Now, with the URL on its own line, it's easy to use grep to select just
the URL part of the line:

    $ wget -q -O - "$url" | grep Ottawa | tr -s "<>'&" '\n' | grep "^/forecast"
    /forecast/city_e.html?on-118

In a script, we usually save the output in a variable using shell Command
Substitution.  Later, we output an HTML hyperlink to the Ottawa weather page:

    wanturl=$( wget -q -O - "$url" | grep Ottawa | tr -s "<>'&" '\n' \
        | grep "^/forecast" )
    [...]
    fullURL="http:///text.weatheroffice.gc.ca$wanturl"
    echo "Link to Weather in <a href='$fullURL'> Ottawa </a>"

----------------------------------------------
Using cut vs. awk to extract fields from lines
----------------------------------------------

The "cut" command treats every occurrence of the delimiter as the
beginning of a new field.  This makes it wrong to use in many situations.

   $ echo "a b c" | awk '{print $2}'       # output is: b
   $ echo "a b c" | cut -d ' ' -f 2        # output is: b
   $ echo "a b c" | cut -d ' ' -f 3        # output is: c

   $ echo "a  b c" | awk '{print $2}'      # output is: b
   $ echo "a  b c" | cut -d ' ' -f 2       # output is:      # WHY?
   $ echo "a  b c" | cut -d ' ' -f 3       # output is: b    # WHY?

   $ echo "a   b c" | awk '{print $2}'     # output is: b
   $ echo "a   b c" | cut -d ' ' -f 2      # output is:      # WHY?
   $ echo "a   b c" | cut -d ' ' -f 3      # output is:      # WHY?
   $ echo "a   b c" | cut -d ' ' -f 4      # output is: b    # WHY?

For example, you might try to use "cut" to extract the current day from
the date string (though there are easier ways to get this information):

    $ date=$( date )
    $ echo "The date is $date"
    The date is Wed Oct 16 13:51:54 EDT 2008
    $ echo "$date" | cut -d ' ' -f 3
    16                                           # just the day number

This looks like it's working fine, until next month...

    $ date=$( date )
    $ echo "The date is $date"
    The date is Fri Nov  1 12:15:45 EDT 2008
    $ echo "$date" | cut -d ' ' -f 3
                                                 # empty!  WHY?
    $

Woops!  The extra blank in front of the day " 1" has caused "cut" to
come up with an empty third field.  This is not what we want.
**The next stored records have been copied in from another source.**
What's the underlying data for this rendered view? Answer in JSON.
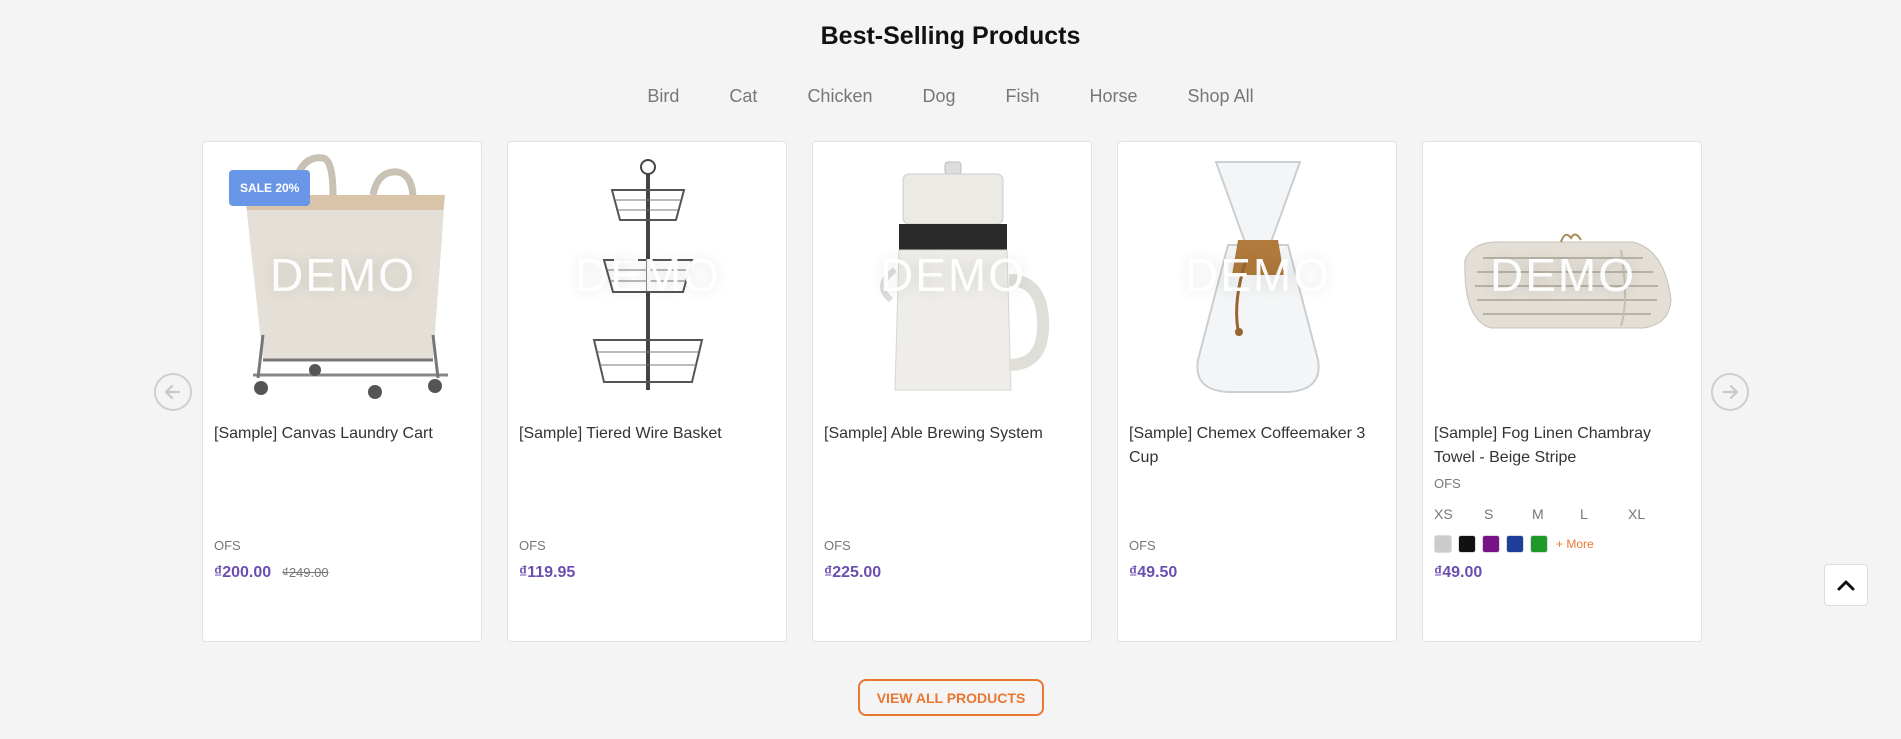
{
  "section": {
    "title": "Best-Selling Products"
  },
  "tabs": [
    "Bird",
    "Cat",
    "Chicken",
    "Dog",
    "Fish",
    "Horse",
    "Shop All"
  ],
  "overlay_text": "DEMO",
  "products": [
    {
      "name": "[Sample] Canvas Laundry Cart",
      "brand": "OFS",
      "price": "₫200.00",
      "old_price": "₫249.00",
      "badge": "SALE 20%"
    },
    {
      "name": "[Sample] Tiered Wire Basket",
      "brand": "OFS",
      "price": "₫119.95"
    },
    {
      "name": "[Sample] Able Brewing System",
      "brand": "OFS",
      "price": "₫225.00"
    },
    {
      "name": "[Sample] Chemex Coffeemaker 3 Cup",
      "brand": "OFS",
      "price": "₫49.50"
    },
    {
      "name": "[Sample] Fog Linen Chambray Towel - Beige Stripe",
      "brand": "OFS",
      "price": "₫49.00",
      "sizes": [
        "XS",
        "S",
        "M",
        "L",
        "XL"
      ],
      "swatches": [
        "#cccccc",
        "#111111",
        "#7a1287",
        "#1f3f9a",
        "#1f9a2a"
      ],
      "more_label": "+ More"
    }
  ],
  "view_all_label": "VIEW ALL PRODUCTS",
  "colors": {
    "accent": "#e97732",
    "price": "#6b4fb0",
    "badge": "#6a96e8"
  }
}
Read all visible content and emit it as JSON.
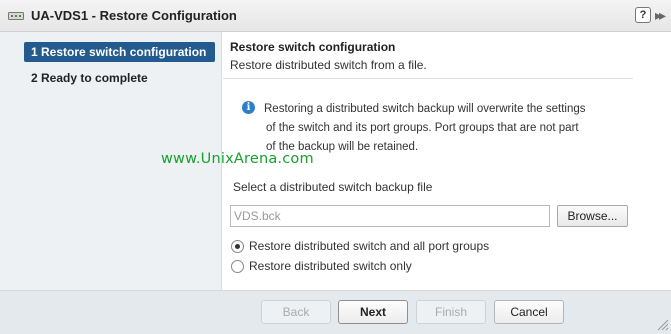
{
  "window": {
    "title": "UA-VDS1 - Restore Configuration",
    "help_label": "?",
    "expand_label": "▸▸"
  },
  "sidebar": {
    "steps": [
      {
        "label": "1  Restore switch configuration",
        "active": true
      },
      {
        "label": "2  Ready to complete",
        "active": false
      }
    ]
  },
  "main": {
    "heading": "Restore switch configuration",
    "subheading": "Restore distributed switch from a file.",
    "info_icon": "i",
    "info_lines": [
      "Restoring a distributed switch backup will overwrite the settings",
      "of the switch and its port groups. Port groups that are not  part",
      "of the backup will be retained."
    ],
    "watermark": "www.UnixArena.com",
    "file_label": "Select a distributed switch backup file",
    "file_value": "VDS.bck",
    "browse_label": "Browse...",
    "radio_options": [
      {
        "label": "Restore distributed switch and all port groups",
        "checked": true
      },
      {
        "label": "Restore distributed switch only",
        "checked": false
      }
    ]
  },
  "footer": {
    "back_label": "Back",
    "next_label": "Next",
    "finish_label": "Finish",
    "cancel_label": "Cancel"
  },
  "colors": {
    "active_step_bg": "#245b8f",
    "sidebar_bg": "#edf1f4",
    "footer_bg": "#e4e9ed",
    "info_icon": "#2e7fc7",
    "watermark": "#16a02e"
  }
}
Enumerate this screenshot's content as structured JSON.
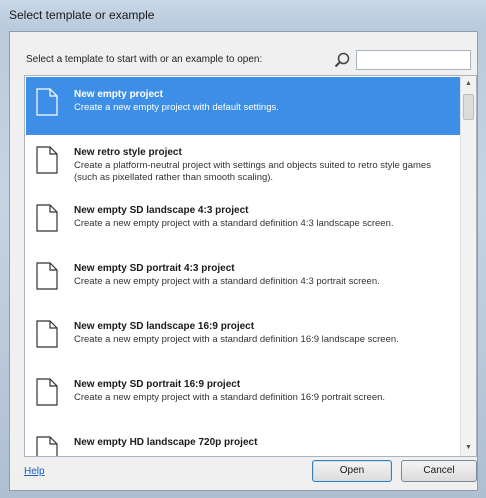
{
  "window": {
    "title": "Select template or example"
  },
  "instruction": "Select a template to start with or an example to open:",
  "search": {
    "value": "",
    "placeholder": ""
  },
  "items": [
    {
      "title": "New empty project",
      "description": "Create a new empty project with default settings.",
      "selected": true
    },
    {
      "title": "New retro style project",
      "description": "Create a platform-neutral project with settings and objects suited to retro style games (such as pixellated rather than smooth scaling).",
      "selected": false
    },
    {
      "title": "New empty SD landscape 4:3 project",
      "description": "Create a new empty project with a standard definition 4:3 landscape screen.",
      "selected": false
    },
    {
      "title": "New empty SD portrait 4:3 project",
      "description": "Create a new empty project with a standard definition 4:3 portrait screen.",
      "selected": false
    },
    {
      "title": "New empty SD landscape 16:9 project",
      "description": "Create a new empty project with a standard definition 16:9 landscape screen.",
      "selected": false
    },
    {
      "title": "New empty SD portrait 16:9 project",
      "description": "Create a new empty project with a standard definition 16:9 portrait screen.",
      "selected": false
    },
    {
      "title": "New empty HD landscape 720p project",
      "description": "",
      "selected": false
    }
  ],
  "footer": {
    "help_label": "Help",
    "open_label": "Open",
    "cancel_label": "Cancel"
  },
  "colors": {
    "selection": "#3d8ee6",
    "link": "#1d5fbf"
  },
  "icons": {
    "search": "magnifier-icon",
    "item": "document-icon"
  }
}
The "awk" command behaves more reasonably.  By default, "awk" splits
up lines on any non-zero amount of whitespace (blanks and tabs), so
"awk" does not get confused by the extra blank:

    $ date=$( date )
    $ echo "The date is $date"
    The date is Fri Nov  1 12:15:45 EDT 2002
    $ echo "$date" | awk '{print $3}'
    1

This works much better.  "awk" doesn't care if there is one blank or
many blanks; it still divides the line up into the same number of fields.

Usually "awk" does what your eyes expect when extracting fields separated
by blanks.  Avoid "cut" for extracting fields unless you know that only
one delimiter exists between fields.